Le philosophe et algébriste britannique Alfred North Whitehead
(1861-1947) est une figure marquante, quoi que peu connue
en Europe francophone, de la pensée XXe siècle. Son parcours
intellectuel est exceptionnel : à Cambridge (1880-1910), il enseigne
les mathématiques appliquées et publie un monumental
traité d'algèbre (A Treatise on Universal Algebra, with Applications,
1898) avant de se lancer, avec son ancien élève Bertrand
Russell (1872-1970), dans le projet des Principia Mathematica
(1910, 1912, 1913) ; il poursuit son enseignement à Londres
(1910-1924) tout en se concentrant à présent sur les implications
épistémologiques de la relativité einsteinienne ; enfin, à
Harvard (1924-1947), il enseigne la philosophie et conçoit le
projet d'une nouvelle synthèse métaphysique qui culmine avec
la publication de Process and Reality (1929).

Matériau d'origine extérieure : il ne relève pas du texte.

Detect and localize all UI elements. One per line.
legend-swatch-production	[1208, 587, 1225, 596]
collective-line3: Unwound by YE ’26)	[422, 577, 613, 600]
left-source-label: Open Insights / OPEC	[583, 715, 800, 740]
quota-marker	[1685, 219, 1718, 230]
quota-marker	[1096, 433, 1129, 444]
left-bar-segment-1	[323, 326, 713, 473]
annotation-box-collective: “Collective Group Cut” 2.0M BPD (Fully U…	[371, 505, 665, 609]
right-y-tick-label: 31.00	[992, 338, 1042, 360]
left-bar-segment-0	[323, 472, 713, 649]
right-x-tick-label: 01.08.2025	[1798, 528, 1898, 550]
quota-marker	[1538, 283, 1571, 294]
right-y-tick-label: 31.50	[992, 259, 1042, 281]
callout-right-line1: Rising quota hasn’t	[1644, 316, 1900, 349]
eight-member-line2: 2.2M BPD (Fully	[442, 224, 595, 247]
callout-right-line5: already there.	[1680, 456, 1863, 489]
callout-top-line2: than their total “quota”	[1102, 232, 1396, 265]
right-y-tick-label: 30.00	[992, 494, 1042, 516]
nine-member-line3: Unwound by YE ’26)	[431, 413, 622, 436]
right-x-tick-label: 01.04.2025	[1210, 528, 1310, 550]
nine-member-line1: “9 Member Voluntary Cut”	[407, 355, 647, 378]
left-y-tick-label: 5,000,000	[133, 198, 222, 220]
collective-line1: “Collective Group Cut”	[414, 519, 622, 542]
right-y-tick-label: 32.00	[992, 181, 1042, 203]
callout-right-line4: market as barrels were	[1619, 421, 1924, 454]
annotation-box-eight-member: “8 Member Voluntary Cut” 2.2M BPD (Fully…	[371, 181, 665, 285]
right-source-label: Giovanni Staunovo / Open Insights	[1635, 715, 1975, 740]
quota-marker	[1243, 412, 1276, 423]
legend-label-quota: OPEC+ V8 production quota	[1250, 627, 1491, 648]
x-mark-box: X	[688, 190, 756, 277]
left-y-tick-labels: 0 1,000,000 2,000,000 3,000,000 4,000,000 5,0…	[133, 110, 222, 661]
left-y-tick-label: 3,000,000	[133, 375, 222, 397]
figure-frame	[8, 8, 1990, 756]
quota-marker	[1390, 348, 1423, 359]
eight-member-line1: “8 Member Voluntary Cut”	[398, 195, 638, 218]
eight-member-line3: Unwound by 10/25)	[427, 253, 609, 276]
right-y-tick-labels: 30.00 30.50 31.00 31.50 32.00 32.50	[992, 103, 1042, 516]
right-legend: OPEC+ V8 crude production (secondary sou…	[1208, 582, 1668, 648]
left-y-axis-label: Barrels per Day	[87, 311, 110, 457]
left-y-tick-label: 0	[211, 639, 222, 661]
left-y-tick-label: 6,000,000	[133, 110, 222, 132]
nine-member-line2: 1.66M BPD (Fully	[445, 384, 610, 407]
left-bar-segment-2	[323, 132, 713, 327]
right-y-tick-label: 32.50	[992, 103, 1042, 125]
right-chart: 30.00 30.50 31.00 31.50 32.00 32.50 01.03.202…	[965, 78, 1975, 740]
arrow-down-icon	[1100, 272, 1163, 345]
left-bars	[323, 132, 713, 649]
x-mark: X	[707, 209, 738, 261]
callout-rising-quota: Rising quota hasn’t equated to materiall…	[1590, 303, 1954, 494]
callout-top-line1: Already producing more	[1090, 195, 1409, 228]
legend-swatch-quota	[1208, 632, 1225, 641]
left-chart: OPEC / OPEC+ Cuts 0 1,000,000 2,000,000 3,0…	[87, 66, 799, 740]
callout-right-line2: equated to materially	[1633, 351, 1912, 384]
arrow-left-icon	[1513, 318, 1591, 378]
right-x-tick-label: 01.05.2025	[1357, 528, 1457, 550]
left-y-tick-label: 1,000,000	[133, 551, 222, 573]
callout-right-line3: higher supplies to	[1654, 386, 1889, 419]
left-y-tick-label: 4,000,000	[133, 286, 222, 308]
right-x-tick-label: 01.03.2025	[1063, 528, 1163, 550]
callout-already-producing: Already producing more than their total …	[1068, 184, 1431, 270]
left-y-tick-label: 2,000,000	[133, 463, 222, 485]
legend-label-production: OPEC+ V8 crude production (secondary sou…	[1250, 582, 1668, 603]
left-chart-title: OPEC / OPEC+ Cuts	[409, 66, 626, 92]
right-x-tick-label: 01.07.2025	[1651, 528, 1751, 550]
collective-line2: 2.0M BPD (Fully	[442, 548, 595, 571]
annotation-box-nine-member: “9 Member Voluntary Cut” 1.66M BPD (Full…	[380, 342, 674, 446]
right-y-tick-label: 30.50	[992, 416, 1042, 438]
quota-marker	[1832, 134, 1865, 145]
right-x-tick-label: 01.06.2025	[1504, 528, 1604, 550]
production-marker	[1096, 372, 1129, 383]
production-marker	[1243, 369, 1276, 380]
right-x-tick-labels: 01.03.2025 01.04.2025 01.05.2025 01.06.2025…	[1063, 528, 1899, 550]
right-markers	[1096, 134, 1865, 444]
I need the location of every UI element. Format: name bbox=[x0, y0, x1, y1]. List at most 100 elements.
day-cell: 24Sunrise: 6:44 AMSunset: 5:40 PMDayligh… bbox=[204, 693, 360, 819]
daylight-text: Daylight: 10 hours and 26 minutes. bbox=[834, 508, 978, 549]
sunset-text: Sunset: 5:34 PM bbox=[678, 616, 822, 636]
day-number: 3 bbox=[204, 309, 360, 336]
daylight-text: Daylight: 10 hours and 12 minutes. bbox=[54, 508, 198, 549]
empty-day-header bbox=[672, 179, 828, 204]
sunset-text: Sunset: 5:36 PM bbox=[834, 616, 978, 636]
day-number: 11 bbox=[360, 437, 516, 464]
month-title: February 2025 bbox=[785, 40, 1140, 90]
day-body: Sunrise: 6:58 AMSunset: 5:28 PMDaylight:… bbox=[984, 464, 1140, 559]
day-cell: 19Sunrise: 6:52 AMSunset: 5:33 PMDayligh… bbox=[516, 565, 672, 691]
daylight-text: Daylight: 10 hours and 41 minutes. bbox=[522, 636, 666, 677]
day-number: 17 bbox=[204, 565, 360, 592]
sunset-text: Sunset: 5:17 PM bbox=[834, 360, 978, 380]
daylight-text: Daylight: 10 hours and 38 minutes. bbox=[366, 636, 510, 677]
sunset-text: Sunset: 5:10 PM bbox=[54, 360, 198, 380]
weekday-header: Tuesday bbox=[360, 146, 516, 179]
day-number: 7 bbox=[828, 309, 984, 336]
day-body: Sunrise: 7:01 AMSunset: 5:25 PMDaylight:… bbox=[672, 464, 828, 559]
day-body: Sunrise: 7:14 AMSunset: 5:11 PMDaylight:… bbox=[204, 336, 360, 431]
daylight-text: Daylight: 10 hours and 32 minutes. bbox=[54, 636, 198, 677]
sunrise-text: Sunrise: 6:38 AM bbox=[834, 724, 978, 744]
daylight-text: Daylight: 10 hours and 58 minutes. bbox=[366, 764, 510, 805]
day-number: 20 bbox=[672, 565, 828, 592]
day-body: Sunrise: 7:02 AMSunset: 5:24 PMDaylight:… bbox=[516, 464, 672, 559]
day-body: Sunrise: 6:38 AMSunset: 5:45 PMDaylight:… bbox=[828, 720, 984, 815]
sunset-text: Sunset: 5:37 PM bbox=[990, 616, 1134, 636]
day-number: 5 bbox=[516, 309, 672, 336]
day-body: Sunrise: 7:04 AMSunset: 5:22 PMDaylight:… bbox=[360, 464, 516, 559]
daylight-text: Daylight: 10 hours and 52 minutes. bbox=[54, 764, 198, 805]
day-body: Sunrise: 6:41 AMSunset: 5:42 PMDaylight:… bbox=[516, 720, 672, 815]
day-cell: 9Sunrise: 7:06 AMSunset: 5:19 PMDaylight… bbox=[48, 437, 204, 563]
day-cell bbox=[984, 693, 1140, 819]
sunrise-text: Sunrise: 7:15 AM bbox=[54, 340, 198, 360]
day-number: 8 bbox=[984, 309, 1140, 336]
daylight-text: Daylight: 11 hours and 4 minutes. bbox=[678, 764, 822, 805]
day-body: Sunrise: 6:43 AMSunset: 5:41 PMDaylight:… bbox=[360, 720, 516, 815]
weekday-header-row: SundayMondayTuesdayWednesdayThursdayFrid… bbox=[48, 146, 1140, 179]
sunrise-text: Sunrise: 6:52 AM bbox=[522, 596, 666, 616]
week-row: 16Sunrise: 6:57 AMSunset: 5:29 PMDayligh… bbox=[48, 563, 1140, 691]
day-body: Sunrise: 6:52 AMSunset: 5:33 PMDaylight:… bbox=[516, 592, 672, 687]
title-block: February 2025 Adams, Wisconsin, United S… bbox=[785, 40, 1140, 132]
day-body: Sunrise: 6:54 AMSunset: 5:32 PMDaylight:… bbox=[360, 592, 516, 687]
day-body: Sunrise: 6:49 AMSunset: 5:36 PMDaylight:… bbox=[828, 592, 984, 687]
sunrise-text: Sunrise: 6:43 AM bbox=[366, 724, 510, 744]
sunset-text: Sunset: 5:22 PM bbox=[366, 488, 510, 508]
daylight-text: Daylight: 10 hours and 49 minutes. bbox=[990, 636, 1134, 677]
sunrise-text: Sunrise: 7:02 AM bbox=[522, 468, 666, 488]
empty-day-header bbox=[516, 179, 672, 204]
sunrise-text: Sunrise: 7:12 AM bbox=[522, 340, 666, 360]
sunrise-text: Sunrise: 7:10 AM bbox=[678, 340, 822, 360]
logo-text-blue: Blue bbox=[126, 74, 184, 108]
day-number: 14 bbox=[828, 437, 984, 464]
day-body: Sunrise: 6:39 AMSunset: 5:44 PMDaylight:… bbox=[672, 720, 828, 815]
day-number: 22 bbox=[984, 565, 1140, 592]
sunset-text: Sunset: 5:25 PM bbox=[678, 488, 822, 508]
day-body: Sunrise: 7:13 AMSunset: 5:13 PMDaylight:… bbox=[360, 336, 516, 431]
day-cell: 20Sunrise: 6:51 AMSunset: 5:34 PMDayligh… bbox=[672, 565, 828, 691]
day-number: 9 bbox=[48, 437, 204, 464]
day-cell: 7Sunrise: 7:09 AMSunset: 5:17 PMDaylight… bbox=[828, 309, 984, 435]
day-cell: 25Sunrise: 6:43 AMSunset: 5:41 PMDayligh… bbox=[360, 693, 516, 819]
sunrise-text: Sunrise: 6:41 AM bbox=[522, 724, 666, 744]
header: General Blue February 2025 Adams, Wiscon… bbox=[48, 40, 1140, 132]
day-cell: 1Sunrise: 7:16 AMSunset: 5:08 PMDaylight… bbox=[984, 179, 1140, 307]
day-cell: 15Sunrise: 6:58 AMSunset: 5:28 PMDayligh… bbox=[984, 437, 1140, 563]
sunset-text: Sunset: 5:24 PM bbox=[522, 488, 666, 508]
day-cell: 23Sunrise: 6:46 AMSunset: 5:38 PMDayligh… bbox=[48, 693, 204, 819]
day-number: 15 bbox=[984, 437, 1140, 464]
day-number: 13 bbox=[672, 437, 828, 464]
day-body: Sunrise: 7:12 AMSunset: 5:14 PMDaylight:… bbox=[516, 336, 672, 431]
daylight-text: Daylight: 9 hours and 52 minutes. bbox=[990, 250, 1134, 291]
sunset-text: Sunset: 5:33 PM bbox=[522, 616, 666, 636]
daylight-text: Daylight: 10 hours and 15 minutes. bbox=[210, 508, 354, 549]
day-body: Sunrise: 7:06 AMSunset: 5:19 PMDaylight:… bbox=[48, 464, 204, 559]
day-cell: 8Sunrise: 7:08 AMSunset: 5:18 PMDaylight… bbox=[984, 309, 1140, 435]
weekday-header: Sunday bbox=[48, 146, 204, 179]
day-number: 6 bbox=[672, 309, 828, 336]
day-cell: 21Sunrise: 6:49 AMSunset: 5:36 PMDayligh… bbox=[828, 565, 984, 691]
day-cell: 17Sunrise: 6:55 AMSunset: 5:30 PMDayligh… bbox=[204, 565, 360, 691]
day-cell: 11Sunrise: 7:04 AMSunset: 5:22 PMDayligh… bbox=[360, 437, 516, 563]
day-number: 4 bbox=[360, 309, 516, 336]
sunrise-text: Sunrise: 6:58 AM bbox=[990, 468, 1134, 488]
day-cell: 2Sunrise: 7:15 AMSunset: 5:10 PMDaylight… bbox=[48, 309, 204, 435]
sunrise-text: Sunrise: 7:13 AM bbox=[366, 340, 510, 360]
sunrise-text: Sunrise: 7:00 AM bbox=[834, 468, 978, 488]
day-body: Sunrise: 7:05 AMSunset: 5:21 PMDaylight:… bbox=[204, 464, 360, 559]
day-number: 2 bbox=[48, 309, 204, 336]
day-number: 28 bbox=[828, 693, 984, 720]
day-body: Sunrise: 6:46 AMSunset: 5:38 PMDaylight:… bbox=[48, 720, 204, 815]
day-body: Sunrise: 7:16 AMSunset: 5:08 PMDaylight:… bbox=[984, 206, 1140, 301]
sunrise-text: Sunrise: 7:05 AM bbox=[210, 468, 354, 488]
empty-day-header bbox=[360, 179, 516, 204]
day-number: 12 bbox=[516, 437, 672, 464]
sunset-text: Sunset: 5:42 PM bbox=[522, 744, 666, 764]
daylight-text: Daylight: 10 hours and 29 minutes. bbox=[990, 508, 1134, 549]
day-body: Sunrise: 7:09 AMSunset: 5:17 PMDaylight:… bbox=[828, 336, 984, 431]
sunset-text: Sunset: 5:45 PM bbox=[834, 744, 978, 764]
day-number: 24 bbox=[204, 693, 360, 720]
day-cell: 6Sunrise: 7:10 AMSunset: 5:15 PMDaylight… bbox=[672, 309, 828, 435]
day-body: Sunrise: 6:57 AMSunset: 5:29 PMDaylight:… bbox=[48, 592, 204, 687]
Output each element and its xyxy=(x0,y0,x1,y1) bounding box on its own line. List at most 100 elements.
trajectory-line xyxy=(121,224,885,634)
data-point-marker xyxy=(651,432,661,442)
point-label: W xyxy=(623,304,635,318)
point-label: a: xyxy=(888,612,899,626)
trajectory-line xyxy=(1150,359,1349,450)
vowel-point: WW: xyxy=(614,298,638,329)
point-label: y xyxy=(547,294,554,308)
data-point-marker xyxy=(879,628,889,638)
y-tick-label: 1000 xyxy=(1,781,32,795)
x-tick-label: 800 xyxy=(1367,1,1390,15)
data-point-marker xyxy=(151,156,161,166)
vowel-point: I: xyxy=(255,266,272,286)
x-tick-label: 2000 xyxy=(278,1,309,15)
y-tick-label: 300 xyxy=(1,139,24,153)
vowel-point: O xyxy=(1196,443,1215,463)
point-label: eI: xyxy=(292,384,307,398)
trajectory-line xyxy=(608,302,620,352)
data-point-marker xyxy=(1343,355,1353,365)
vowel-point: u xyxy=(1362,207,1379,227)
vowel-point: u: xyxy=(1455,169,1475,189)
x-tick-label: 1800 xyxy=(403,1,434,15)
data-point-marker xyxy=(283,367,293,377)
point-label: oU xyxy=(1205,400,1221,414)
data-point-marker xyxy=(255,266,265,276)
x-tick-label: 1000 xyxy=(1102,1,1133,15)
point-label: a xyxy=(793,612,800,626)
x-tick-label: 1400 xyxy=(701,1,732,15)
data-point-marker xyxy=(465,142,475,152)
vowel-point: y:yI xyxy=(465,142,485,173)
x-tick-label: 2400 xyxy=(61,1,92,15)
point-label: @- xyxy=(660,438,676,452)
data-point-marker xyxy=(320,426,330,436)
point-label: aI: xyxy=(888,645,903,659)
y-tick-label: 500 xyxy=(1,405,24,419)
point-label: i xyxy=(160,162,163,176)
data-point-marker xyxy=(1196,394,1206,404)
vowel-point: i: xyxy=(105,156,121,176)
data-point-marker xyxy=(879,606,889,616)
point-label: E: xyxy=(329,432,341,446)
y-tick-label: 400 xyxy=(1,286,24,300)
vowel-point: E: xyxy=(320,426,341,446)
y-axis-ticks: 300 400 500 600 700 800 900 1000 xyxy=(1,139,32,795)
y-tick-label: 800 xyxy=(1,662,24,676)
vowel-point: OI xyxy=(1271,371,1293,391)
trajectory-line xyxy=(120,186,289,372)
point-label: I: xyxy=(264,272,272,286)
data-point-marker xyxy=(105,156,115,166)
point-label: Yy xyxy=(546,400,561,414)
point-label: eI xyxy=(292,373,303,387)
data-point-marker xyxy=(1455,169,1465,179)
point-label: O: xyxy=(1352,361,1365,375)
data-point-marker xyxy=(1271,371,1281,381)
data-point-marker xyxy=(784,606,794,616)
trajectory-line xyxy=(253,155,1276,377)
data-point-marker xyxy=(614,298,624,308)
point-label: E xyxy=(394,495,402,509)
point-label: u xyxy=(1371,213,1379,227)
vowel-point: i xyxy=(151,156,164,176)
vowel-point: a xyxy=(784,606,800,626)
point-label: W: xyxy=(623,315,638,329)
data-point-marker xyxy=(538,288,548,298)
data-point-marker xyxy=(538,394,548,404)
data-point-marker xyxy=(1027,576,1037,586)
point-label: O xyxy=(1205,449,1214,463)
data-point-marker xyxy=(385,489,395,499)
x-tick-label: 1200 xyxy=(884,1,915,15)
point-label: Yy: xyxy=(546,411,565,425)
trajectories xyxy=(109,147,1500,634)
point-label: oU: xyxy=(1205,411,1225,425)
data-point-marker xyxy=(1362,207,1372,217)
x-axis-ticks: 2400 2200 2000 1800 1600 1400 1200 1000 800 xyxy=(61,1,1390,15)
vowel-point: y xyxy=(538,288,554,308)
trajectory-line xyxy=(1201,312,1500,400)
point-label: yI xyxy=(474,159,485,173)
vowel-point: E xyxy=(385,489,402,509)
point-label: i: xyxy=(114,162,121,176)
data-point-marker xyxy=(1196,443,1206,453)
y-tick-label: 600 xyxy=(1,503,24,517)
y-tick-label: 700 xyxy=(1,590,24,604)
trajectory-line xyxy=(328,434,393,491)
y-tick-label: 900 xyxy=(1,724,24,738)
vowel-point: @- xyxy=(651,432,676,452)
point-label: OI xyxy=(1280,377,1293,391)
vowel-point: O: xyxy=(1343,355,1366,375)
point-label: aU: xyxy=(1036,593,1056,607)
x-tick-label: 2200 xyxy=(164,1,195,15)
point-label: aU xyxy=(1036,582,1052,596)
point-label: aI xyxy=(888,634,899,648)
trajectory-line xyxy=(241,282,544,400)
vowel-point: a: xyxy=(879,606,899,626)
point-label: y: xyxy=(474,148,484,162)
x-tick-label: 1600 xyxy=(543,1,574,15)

Quelle que soit la manière dont on comprenne les différents
aspects, nuances et implications du développement de la pensée
de Whitehead, ses Principes de la connaissance naturelle
(1919/1925) demeurent un texte-charnière qui voit la mise en
pratique d'outils logiques (méréo-topologiques) dans un contexte
épistémologique relativiste à l'horizon duquel se profile une réforme
ontologique majeure : c'est bien dans les Principes qu'il
introduit le concept d'«avancée créatrice».